House Of The Dragon Borrowed A Star Wars Trick To Make Its Dragon Riding More Realistic

Most would consider it an unenviable task for any show to follow up on the pop culture phenomenon known as "Game of Thrones." After successfully getting audiences to become invested in a colorful and wide-ranging cast of characters, could HBO possibly get lightning to strike twice with "House of the Dragon"? Early returns would seem to answer that question in the affirmative, even if it was a years-long uphill battle to get there. But perhaps it wasn't so bad to debut years after the original series first paved the way — at least as far as the cast and crew are concerned.

As anyone with older siblings can tell you, there are certain advantages to being the new kid on the block. For one thing, "House of the Dragon" has benefited from a much more generous budget right from the outset than "Game of Thrones" ever did. That doesn't just mean more convincing visual effects work, more spectacular locations, and fully lived-in sets, however. It's also resulted in an even more immersive filming experience for the actors. In the marketing preceding the release of "House of the Dragon," fans were given an early indication of just how different things would be ... particularly when it comes to the many dragons involved.

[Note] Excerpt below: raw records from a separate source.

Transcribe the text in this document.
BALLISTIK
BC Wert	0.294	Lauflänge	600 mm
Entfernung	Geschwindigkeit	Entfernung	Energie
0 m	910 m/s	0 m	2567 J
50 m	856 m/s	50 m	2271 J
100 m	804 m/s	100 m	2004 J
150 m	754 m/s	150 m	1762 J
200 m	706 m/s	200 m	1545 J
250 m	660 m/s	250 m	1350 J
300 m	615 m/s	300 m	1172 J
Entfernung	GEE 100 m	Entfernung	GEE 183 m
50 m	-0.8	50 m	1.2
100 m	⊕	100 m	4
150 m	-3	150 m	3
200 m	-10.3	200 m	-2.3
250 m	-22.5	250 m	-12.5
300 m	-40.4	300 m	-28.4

And, yes, the production crew ended up utilizing the same tech popularized by recent "Star Wars" projects.

'It's radically different'

The premiere of "House of the Dragon" wastes little time showing off just how different it is from the early seasons of "Game of Thrones," opening with a sweeping sequence of Rhaenyra Targaryen (Milly Alcock) soaring through the skies on her dragon. Thankfully for all involved, the process of actually filming such scenes was much easier this time around than it ever was in the original show. 

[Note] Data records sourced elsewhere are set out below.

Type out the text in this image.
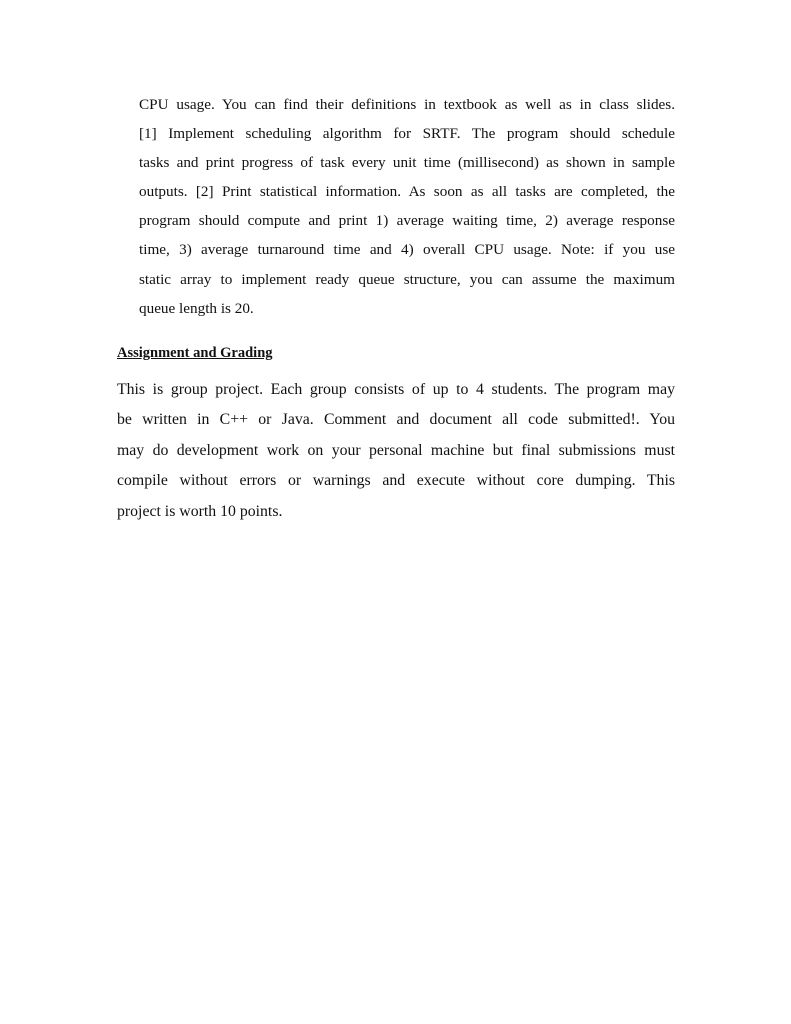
CPU usage. You can find their definitions in textbook as well as in class slides.
[1] Implement scheduling algorithm for SRTF. The program should schedule
tasks and print progress of task every unit time (millisecond) as shown in sample
outputs. [2] Print statistical information. As soon as all tasks are completed, the
program should compute and print 1) average waiting time, 2) average response
time, 3) average turnaround time and 4) overall CPU usage. Note: if you use
static array to implement ready queue structure, you can assume the maximum
queue length is 20.
Assignment and Grading
This is group project. Each group consists of up to 4 students. The program may
be written in C++ or Java. Comment and document all code submitted!. You
may do development work on your personal machine but final submissions must
compile without errors or warnings and execute without core dumping. This
project is worth 10 points.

An extensive profile published by The Hollywood Reporter revealed how the production took a page out of the "Star Wars" playbook, using the LED screens prevalent in Stagecraft technology (also known as The Volume). Although the cast was still stuck riding the same "mundane" mechanical rigs, the addition of video walls giving the performers a sense of the actual background of each shot helped make the process that much more enjoyable. According to Emma D'Arcy, who will play an older Rhaenyra Targaryen in later episodes of the series:

"From everything I've heard, it's radically different from what people on 'Thrones' had to put up with. I loved it. It's like going to an Ikea and trying all the kitchen taps."

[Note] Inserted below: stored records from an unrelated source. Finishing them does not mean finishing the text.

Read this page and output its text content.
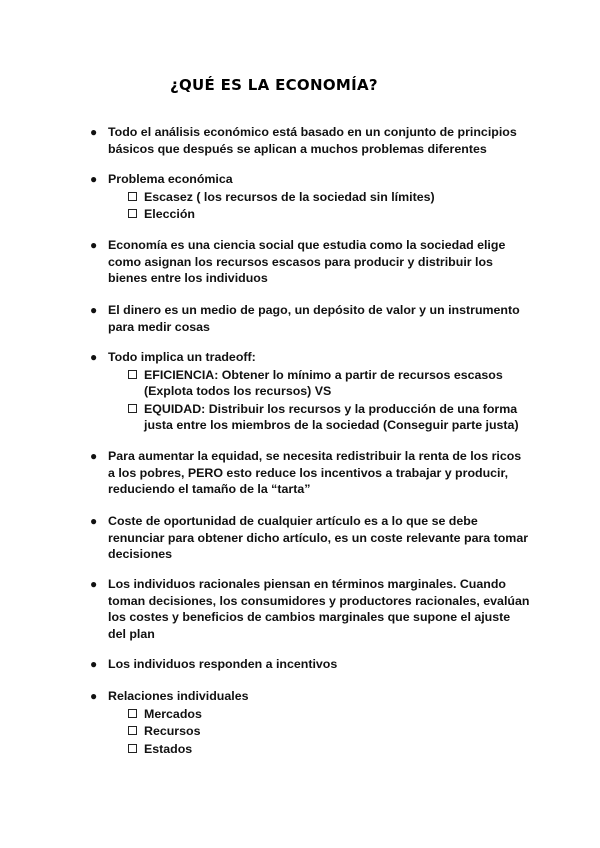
¿QUÉ ES LA ECONOMÍA?
● Todo el análisis económico está basado en un conjunto de principios básicos que después se aplican a muchos problemas diferentes
● Problema económica
Escasez ( los recursos de la sociedad sin límites)
Elección
● Economía es una ciencia social que estudia como la sociedad elige como asignan los recursos escasos para producir y distribuir los bienes entre los individuos
● El dinero es un medio de pago, un depósito de valor y un instrumento para medir cosas
● Todo implica un tradeoff:
EFICIENCIA: Obtener lo mínimo a partir de recursos escasos (Explota todos los recursos) VS
EQUIDAD: Distribuir los recursos y la producción de una forma justa entre los miembros de la sociedad (Conseguir parte justa)
● Para aumentar la equidad, se necesita redistribuir la renta de los ricos a los pobres, PERO esto reduce los incentivos a trabajar y producir, reduciendo el tamaño de la “tarta”
● Coste de oportunidad de cualquier artículo es a lo que se debe renunciar para obtener dicho artículo, es un coste relevante para tomar decisiones
● Los individuos racionales piensan en términos marginales. Cuando toman decisiones, los consumidores y productores racionales, evalúan los costes y beneficios de cambios marginales que supone el ajuste del plan
● Los individuos responden a incentivos
● Relaciones individuales
Mercados
Recursos
Estados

Actors involved in productions like "The Mandalorian" and Matt Reeves' "The Batman" have all spoken in similarly glowing terms about the new technology, allowing practical effects and visual effects to work in tandem to create even more convincing results. It's fascinating to receive even more insights into how much of a difference it makes from the behind-the-scenes perspective.

New episode of "House of the Dragon" air on HBO every Sunday.